Friday, January 05, 2018

Popping Corks at Yieldco

TerraForm Global (GLBL:  Nasdaq) closed out the old year with a deal  -  a final deal to merge with Brookfield Asset Management (BAM:  NYSE).   The transaction had been in the works for some time and had only just closed the last week in 2017.  Through one of its affiliated companies, Brookfield paid $5.10 per share for TerraForm Global.  Earlier in the year Brookfield had acquired controlling interest in TerraForm Power (TERP:  Nasdaq) in a deal that eventually gave TERP shareholders a choice on cash or stock, with those electing to receive cash getting as much as $9.52 per share.
TerraForm shareholders welcomed Brookfield’s attentions like shy high schoolers with no date for the prom.  TerraForm’s parent SunEdison filed for bankruptcy in 2016, leaving its ‘yieldco’ affiliates on shaky ground in the capital markets.  The yieldco business model is highly leveraged on the cash flows from operating power plants.  Access to cheap debt capital is critical for yieldcos.  SunEdison’s bankruptcy caused the debt costs to skyrocket for TerraForm and its yieldco siblings. 

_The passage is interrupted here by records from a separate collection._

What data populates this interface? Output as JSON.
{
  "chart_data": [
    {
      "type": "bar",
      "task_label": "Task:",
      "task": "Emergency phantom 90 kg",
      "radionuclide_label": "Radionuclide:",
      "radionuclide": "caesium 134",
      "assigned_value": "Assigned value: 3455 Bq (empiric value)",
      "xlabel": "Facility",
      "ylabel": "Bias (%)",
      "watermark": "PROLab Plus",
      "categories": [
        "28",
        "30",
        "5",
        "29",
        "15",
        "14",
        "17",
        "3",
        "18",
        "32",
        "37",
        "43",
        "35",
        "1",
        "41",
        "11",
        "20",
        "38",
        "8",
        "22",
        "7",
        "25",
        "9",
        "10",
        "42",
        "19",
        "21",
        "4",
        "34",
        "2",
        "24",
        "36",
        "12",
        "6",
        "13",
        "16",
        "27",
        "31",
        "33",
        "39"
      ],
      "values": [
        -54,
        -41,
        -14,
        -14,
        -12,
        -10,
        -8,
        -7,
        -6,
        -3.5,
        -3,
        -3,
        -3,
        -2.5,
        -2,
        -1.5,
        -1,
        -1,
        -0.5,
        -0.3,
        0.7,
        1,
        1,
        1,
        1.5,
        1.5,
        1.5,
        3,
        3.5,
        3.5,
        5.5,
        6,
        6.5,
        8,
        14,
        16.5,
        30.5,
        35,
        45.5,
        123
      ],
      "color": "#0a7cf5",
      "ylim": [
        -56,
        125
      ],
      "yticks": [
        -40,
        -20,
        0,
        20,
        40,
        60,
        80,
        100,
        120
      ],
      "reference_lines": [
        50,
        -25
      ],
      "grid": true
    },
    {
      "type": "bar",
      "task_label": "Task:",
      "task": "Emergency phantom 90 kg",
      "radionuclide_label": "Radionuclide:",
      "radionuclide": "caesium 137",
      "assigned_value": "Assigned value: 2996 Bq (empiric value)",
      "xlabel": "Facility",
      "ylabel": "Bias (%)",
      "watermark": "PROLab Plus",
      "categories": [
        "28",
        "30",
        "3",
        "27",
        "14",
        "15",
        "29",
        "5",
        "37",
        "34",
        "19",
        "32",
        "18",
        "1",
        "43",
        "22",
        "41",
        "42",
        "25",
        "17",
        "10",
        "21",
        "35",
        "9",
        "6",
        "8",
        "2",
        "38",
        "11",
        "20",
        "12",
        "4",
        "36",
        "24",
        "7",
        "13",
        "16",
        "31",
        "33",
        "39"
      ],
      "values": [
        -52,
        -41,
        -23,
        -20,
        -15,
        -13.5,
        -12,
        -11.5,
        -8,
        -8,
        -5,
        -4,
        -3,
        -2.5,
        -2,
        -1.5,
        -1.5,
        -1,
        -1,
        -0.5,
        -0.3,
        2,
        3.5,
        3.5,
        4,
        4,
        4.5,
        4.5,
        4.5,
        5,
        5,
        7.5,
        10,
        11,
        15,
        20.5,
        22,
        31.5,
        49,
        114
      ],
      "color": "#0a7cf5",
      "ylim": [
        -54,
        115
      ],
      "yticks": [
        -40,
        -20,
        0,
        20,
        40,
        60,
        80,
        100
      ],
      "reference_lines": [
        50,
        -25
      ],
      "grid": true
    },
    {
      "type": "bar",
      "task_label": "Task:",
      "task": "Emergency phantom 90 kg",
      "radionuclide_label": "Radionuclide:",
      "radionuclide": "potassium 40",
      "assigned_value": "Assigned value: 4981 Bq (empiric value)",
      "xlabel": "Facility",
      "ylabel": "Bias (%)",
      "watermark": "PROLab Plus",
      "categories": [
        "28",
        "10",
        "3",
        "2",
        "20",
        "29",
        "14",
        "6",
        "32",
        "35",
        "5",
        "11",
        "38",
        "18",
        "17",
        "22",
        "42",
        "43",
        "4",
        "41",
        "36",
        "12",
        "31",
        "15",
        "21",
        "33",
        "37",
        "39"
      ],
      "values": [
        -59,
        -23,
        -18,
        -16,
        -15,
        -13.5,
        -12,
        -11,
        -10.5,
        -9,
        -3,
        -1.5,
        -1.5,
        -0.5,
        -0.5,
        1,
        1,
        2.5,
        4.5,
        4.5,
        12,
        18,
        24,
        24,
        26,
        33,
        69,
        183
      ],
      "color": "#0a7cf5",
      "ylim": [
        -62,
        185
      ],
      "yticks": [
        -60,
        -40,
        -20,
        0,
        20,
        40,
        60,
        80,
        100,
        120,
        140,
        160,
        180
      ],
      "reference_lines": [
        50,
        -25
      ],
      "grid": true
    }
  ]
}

As a more stable company, Brookfield could help restore TerraForm’s credibility with bond investors.  It is noteworthy that Brookfield recently closed on a complementary acquisition of a Texas-based investment advisor focused on energy infrastructure investments.  The investment advisor should give Brookfield better access to capital through the advisor’s client base.  As it is Brookfield has over $17 billion in third-party private fund commitments and $9 billion in liquidity from undrawn committed credit facilities.
Alto Sertao Wind Farm - Brazil
A second reason for TerraForm shareholders to be celebrating as 2017 came to a close is Brookfield’s track record of renewable energy development and acquisition.  Yieldcos need new income producing power plants to expand income.  In early November 2016, when Brookfield announced financial results for the quarter ending September 2016, the company claimed to have over 1,000 megawatts of renewable power projects in development. 
There seem to be so many reasons for TerraForm to celebrate a tie-up with Brookfield.   Is there any cause for Brookfield shareholders to be popping champagne corks? 
On the surface it does not appear Brookfield is in a winning position.  TerraForm Global generated $159.2 million in revenue in the first nine months of 2017, resulting in a net loss of $56.4 million.  The operation used $44.9 million in cash to support operations, in large part for the pay down of $50.9 million in outstanding payables and a sequestration of $50.0 million for restricted cash from insurance proceeds. 
A strong balance sheet is helping TerraForm Global weather the tough times.  At the end of September 2017, the company had $631.6 million in total cash and equivalents on its balance sheet.  There is another $127 million in restricted cash supporting contractual commitments.  As impressive as the bank balance might seem, it is important to also acknowledge the $1.1 billion in debt TerraForm has accumulated to build its portfolio of wind and solar power assets.
The power assets are most likely what sparked Brookfield management.  Valuable assets refinanced with low-cost capital could be a plus for Brookfield.  TerraForm Global carries a $1.5 billion in wind and solar power plant assets on its balance sheet or $1.3 billion net of depreciation.  The power plants, with a net capacity of 919.2 megawatts (989.5 MW nameplate capacity), are scattered around the globe in Brazil, China, India, Malaysia, South Africa, Thailand and Uruguay.  The largest plant is a wind farm in Brazil with nameplate capacity of 203.2 megawatts.  The portfolio of assets is subject to power purchase agreements with an average remaining life of sixteen years.  Now that is worth popping a cork!

Neither the author of the Small Cap Strategist web log, Crystal Equity Research nor its affiliates have a beneficial interest in the companies mentioned herein.